In this information overloaded twenty-first century, it seems impossible to fully discern or explain how we know about the past. But two things are certain. Whether we are conscious of it or not, we all think historically on a routine basis. And our perceptions of history, including African American history, have not necessarily been shaped by professional historians. In this wide-reaching and timely book, Pero Gaglo Dagbovie argues that public knowledge and understanding of black history, including its historical icons, has been shaped by institutions and individuals outside academic ivory towers. Drawing on a range of compelling examples, Dagbovie explores how, in the twenty-first century, African American history is regarded, depicted, and juggled by diverse and contesting interpreters—from museum curators to film-makers, entertainers, politicians, journalists, and bloggers. Underscoring the ubiquitous nature of African American history in contemporary American thought and culture, each chapter unpacks how black history has been represented and remembered primarily during the “Age of Obama,” the so-called era of “post-racial” American society. Reclaiming the Black Past: The Use and Misuse of African American History in the 21st Century is Dagbovie’s contribution to expanding how we understand African American history during the new millennium.

Reviews

  • During the Age of Obama, African American history has been processed, packaged, and delivered to the unsuspecting public by amateurs instead of professional historians. Pero Dagbovie exposes these amateurs and their historical inaccuracies in the painstaking style of the professional historian at his very best. Profoundly researched and crisply written, Americans need Reclaiming the Black Past to recognize their history.

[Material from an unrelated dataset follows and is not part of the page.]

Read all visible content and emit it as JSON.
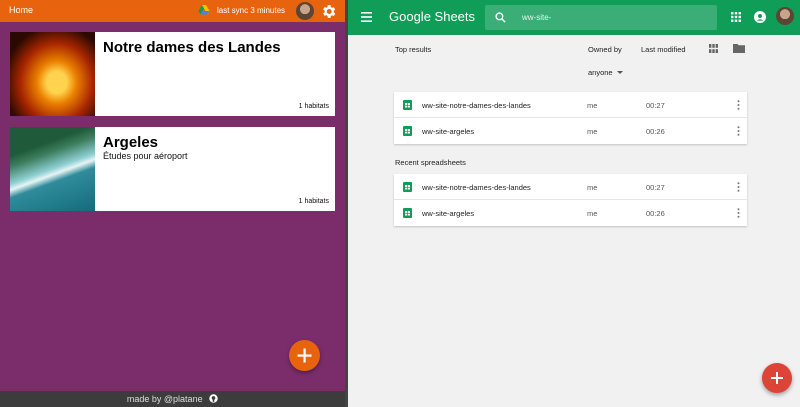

    Ibram X. Kendi, National Book Award–winning author of Stamped from the Beginning: The Definitive History of Racist Ideas
  • As I write, President Trump has pardoned boxer Jack Johnson, who was unjustly convicted in 1913 for transporting a white woman across state lines, while slighting black NFL players by arguing they are unAmerican for protesting racial injustice during games. Pero Dagbovie’s brilliant new book couldn’t be more timely in explaining how black history has been used, and misused, and often manipulated, by presidents, including Trump and Barack Obama — and by other politicians, comedians, Hollywood, and Black History Month advocates and celebrations. Probing the paradox of how black culture, and its colorful history, is at once at the heart of American society while severely under appreciated as a source of its moral vitality and intellectual vibrancy, Reclaiming The Black Past is a thrilling and creative exploration of how and why black history is made and interpreted far beyond the historical guild in the Age of Obama.

    Michael Eric Dyson
  • Black history matters. Pero Dagbovie’s provocative take on the meaning of the African American past in public discourse reveals how it matters in political affairs, in popular culture, in the market place, in law, and in our national monuments. If you think Black history is invisible in this country, read this book and think again. Our history is everywhere, distorted, redeemed, contested, and hidden in plain sight. Slavery, Jim Crow, Civil Rights, Black Power, Rebellion, Reparations—them’s fightin’ words. And the fight over our past continues to shape our future.